It’s not for “the people” to decide   


In the case at the High Court, the Government (Secretary of State) did not claim that the referendum by itself gave it the power to take the UK out of the EU.  It was very wise not to do that.  The judgement delivered on 3rd November 2016 says (§105, page 32):  “The Secretary of State’s case ... was based squarely on the Crown’s prerogative power.  His counsel made it clear that he does not contend that the 2015 Referendum Act supplied a statutory power for the Crown to give notice under Article 50.  He is right not to do so.  Any argument to that effect would have been untenable as a matter of statutory interpretation of the 2015 Referendum Act.”


The judges continue by explaining (§106) that a referendum is “only advisory for the lawmakers in Parliament unless very clear language to the contrary is used”, which was not the case in the 2015 Act.  They also point out (§107) that Parliament passed the Act against the background of a briefing paper that clearly said that the referendum was only advisory.


So the referendum result definitely did not give the Government a mandate from Parliament via the people.


But does Parliament have to be involved at all?  Can’t the people give a mandate directly to the Government?

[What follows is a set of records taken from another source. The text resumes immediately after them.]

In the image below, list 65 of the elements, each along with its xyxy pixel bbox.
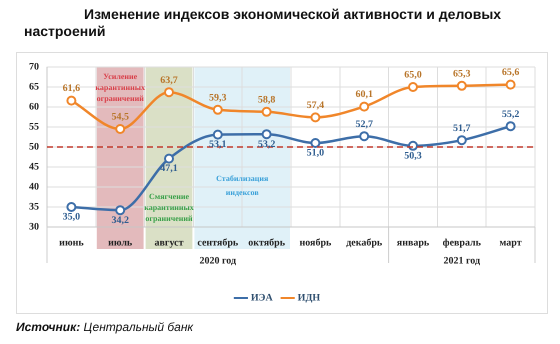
legend-label: ИДН — [298, 292, 320, 304]
point — [66, 202, 76, 212]
data-label: 52,7 — [355, 118, 373, 130]
data-label: 59,3 — [209, 92, 227, 104]
x-tick-label: июнь — [59, 238, 84, 249]
legend-label: ИЭА — [250, 292, 274, 304]
text: Источник: Центральный банк — [16, 320, 194, 334]
y-tick-label: 45 — [29, 162, 39, 173]
point — [212, 130, 223, 140]
data-label: 55,2 — [502, 108, 520, 120]
y-tick-label: 55 — [29, 122, 39, 133]
band-label: Стабилизация индексов — [216, 174, 269, 198]
point — [262, 106, 272, 117]
data-label: 61,6 — [62, 83, 80, 94]
data-label: 51,7 — [453, 122, 471, 134]
point — [506, 121, 516, 132]
point — [66, 96, 76, 106]
point — [408, 82, 418, 92]
x-tick-label: март — [500, 238, 522, 249]
y-tick-label: 60 — [29, 102, 39, 113]
point — [456, 80, 467, 91]
point — [310, 138, 320, 148]
data-label: 53,1 — [209, 139, 227, 150]
point — [506, 80, 516, 90]
y-tick-label: 65 — [29, 82, 39, 93]
chart-title: Изменение индексов экономической активности и деловых настроений — [24, 6, 502, 40]
text: 2020 год — [200, 256, 236, 267]
point — [212, 104, 223, 115]
data-label: 57,4 — [306, 100, 324, 111]
point — [359, 131, 370, 142]
point — [164, 154, 174, 164]
point — [262, 129, 272, 140]
x-tick-label: сентябрь — [197, 238, 239, 249]
data-label: 65,6 — [502, 67, 520, 78]
y-tick-label: 35 — [29, 202, 39, 213]
point — [164, 87, 174, 98]
data-label: 34,2 — [111, 214, 129, 226]
band-label: Усиление карантинных ограничений — [95, 72, 145, 104]
x-tick-label: январь — [396, 238, 430, 249]
y-tick-label: 40 — [29, 182, 39, 193]
text: 2021 год — [444, 256, 480, 267]
y-tick-label: 30 — [29, 222, 39, 233]
y-tick-label: 50 — [29, 142, 39, 153]
data-label: 58,8 — [258, 94, 276, 106]
data-label: 54,5 — [111, 112, 129, 123]
band-label: Смягчение карантинных ограничений — [144, 192, 194, 224]
data-label: 63,7 — [160, 74, 178, 86]
data-label: 65,3 — [453, 68, 471, 80]
x-tick-label: октябрь — [248, 238, 286, 249]
point — [310, 112, 320, 122]
x-tick-label: ноябрь — [299, 238, 332, 249]
data-label: 51,0 — [306, 148, 324, 159]
x-tick-label: февраль — [442, 238, 482, 249]
x-tick-label: июль — [108, 238, 133, 249]
data-label: 65,0 — [404, 70, 422, 81]
point — [359, 102, 370, 112]
point — [115, 124, 126, 134]
x-tick-label: август — [154, 238, 184, 249]
point — [115, 205, 126, 216]
data-label: 35,0 — [62, 212, 80, 223]
x-tick-label: декабрь — [346, 238, 383, 249]
y-tick-label: 70 — [29, 62, 39, 73]
data-label: 50,3 — [404, 150, 422, 162]
point — [456, 135, 467, 146]
data-label: 60,1 — [355, 89, 373, 100]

The answer, under British law, is definitely a resounding “No”.  The judges discuss the principle of the sovereignty of Parliament (§§20/23, pages 6/7).  They quote (§22) Professor A V Dicey, who wrote “the leading account” of the law of the British constitution.  He says:  “The judges know nothing about any will of the people except in so far as that will is expressed by an Act of Parliament”.  (By “the judges”, he means, of course, the law.)  That seems absolutely clear:  the “people” cannot give the Government authority directly, through a referendum.

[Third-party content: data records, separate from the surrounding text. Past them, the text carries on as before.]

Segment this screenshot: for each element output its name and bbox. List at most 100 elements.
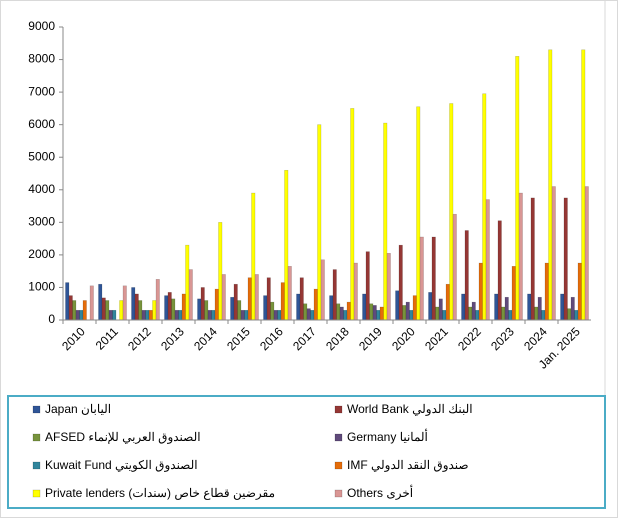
bar bbox=[273, 309, 278, 321]
bar bbox=[461, 293, 466, 321]
bar bbox=[438, 298, 443, 321]
legend-swatch bbox=[334, 433, 343, 442]
bar bbox=[445, 283, 450, 321]
bar bbox=[82, 300, 87, 321]
legend-swatch bbox=[334, 405, 343, 414]
bar bbox=[577, 262, 582, 321]
bar bbox=[218, 222, 223, 321]
bar bbox=[317, 124, 322, 321]
bar bbox=[284, 169, 289, 321]
bar bbox=[343, 309, 348, 321]
bar bbox=[287, 266, 292, 321]
bar bbox=[449, 103, 454, 321]
bar bbox=[485, 199, 490, 321]
bar bbox=[530, 197, 535, 321]
bar bbox=[207, 309, 212, 321]
bar bbox=[105, 300, 110, 321]
bar bbox=[442, 309, 447, 321]
bar bbox=[122, 285, 127, 321]
bar bbox=[464, 230, 469, 321]
bar bbox=[365, 251, 370, 321]
bar bbox=[379, 306, 384, 321]
bar bbox=[79, 309, 84, 321]
bar bbox=[101, 297, 106, 321]
bar bbox=[431, 236, 436, 321]
bar bbox=[405, 301, 410, 321]
bar bbox=[504, 296, 509, 321]
bar bbox=[563, 197, 568, 321]
bar bbox=[398, 244, 403, 321]
bar bbox=[254, 274, 259, 321]
bar bbox=[185, 244, 190, 321]
y-tick-label: 8000 bbox=[28, 52, 55, 66]
bar bbox=[537, 296, 542, 321]
bar bbox=[475, 309, 480, 321]
bar bbox=[435, 306, 440, 321]
bar bbox=[412, 295, 417, 321]
legend-label: Germany ألمانيا bbox=[347, 429, 428, 444]
legend-label: Kuwait Fund الصندوق الكويتي bbox=[45, 458, 198, 472]
bar bbox=[141, 309, 146, 321]
bar bbox=[329, 295, 334, 321]
bar bbox=[551, 186, 556, 321]
bar bbox=[75, 309, 80, 321]
bar bbox=[251, 192, 256, 321]
bar bbox=[112, 309, 117, 321]
bar bbox=[72, 300, 77, 321]
bar bbox=[280, 282, 285, 321]
bar bbox=[230, 296, 235, 321]
bar bbox=[237, 300, 242, 321]
legend-swatch bbox=[32, 405, 41, 414]
bar bbox=[581, 49, 586, 321]
bar bbox=[138, 300, 143, 321]
legend-swatch bbox=[334, 489, 343, 498]
bar bbox=[515, 56, 520, 321]
bar bbox=[171, 298, 176, 321]
bar bbox=[244, 309, 249, 321]
bar bbox=[416, 106, 421, 321]
y-tick-label: 6000 bbox=[28, 117, 55, 131]
bar bbox=[584, 186, 589, 321]
bar bbox=[339, 306, 344, 321]
y-tick-label: 1000 bbox=[28, 280, 55, 294]
y-tick-label: 7000 bbox=[28, 84, 55, 98]
legend-label: IMF صندوق النقد الدولي bbox=[347, 458, 469, 472]
bar bbox=[145, 309, 150, 321]
bar bbox=[511, 266, 516, 321]
bar bbox=[383, 122, 388, 321]
bar bbox=[68, 295, 73, 321]
bar bbox=[372, 305, 377, 321]
bar bbox=[131, 287, 136, 321]
y-tick-label: 4000 bbox=[28, 182, 55, 196]
legend-swatch bbox=[32, 489, 41, 498]
bar bbox=[119, 300, 124, 321]
bar bbox=[310, 309, 315, 321]
bar bbox=[494, 293, 499, 321]
bar bbox=[548, 49, 553, 321]
bar bbox=[306, 308, 311, 321]
bar bbox=[200, 287, 205, 321]
bar bbox=[148, 309, 153, 321]
legend-label: AFSED الصندوق العربي للإنماء bbox=[45, 430, 201, 445]
bar bbox=[376, 309, 381, 321]
bar bbox=[221, 274, 226, 321]
bar bbox=[482, 93, 487, 321]
bar bbox=[369, 303, 374, 321]
bar bbox=[98, 283, 103, 321]
bar bbox=[350, 108, 355, 321]
bar bbox=[478, 262, 483, 321]
bar bbox=[560, 293, 565, 321]
bar bbox=[402, 305, 407, 321]
bar bbox=[204, 300, 209, 321]
bar bbox=[188, 269, 193, 321]
bar bbox=[181, 293, 186, 321]
bar bbox=[266, 277, 271, 321]
bar bbox=[527, 293, 532, 321]
bar bbox=[313, 288, 318, 321]
bar bbox=[134, 293, 139, 321]
bar bbox=[567, 308, 572, 321]
bar bbox=[419, 236, 424, 321]
bar bbox=[263, 295, 268, 321]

The quotation from Dicey continues:  “and would never suffer the validity of a statute to be questioned on the ground of its having been passed … in opposition to the wishes of the electors.”   That seems absolutely clear, too:  Parliament isn’t bound to follow the result of the referendum – it is perfectly free to decide both whether the result really represents the wishes of the electorate and, more importantly, whether acting on the result would really be in the best interests of the electorate.  Parliament is free to decide.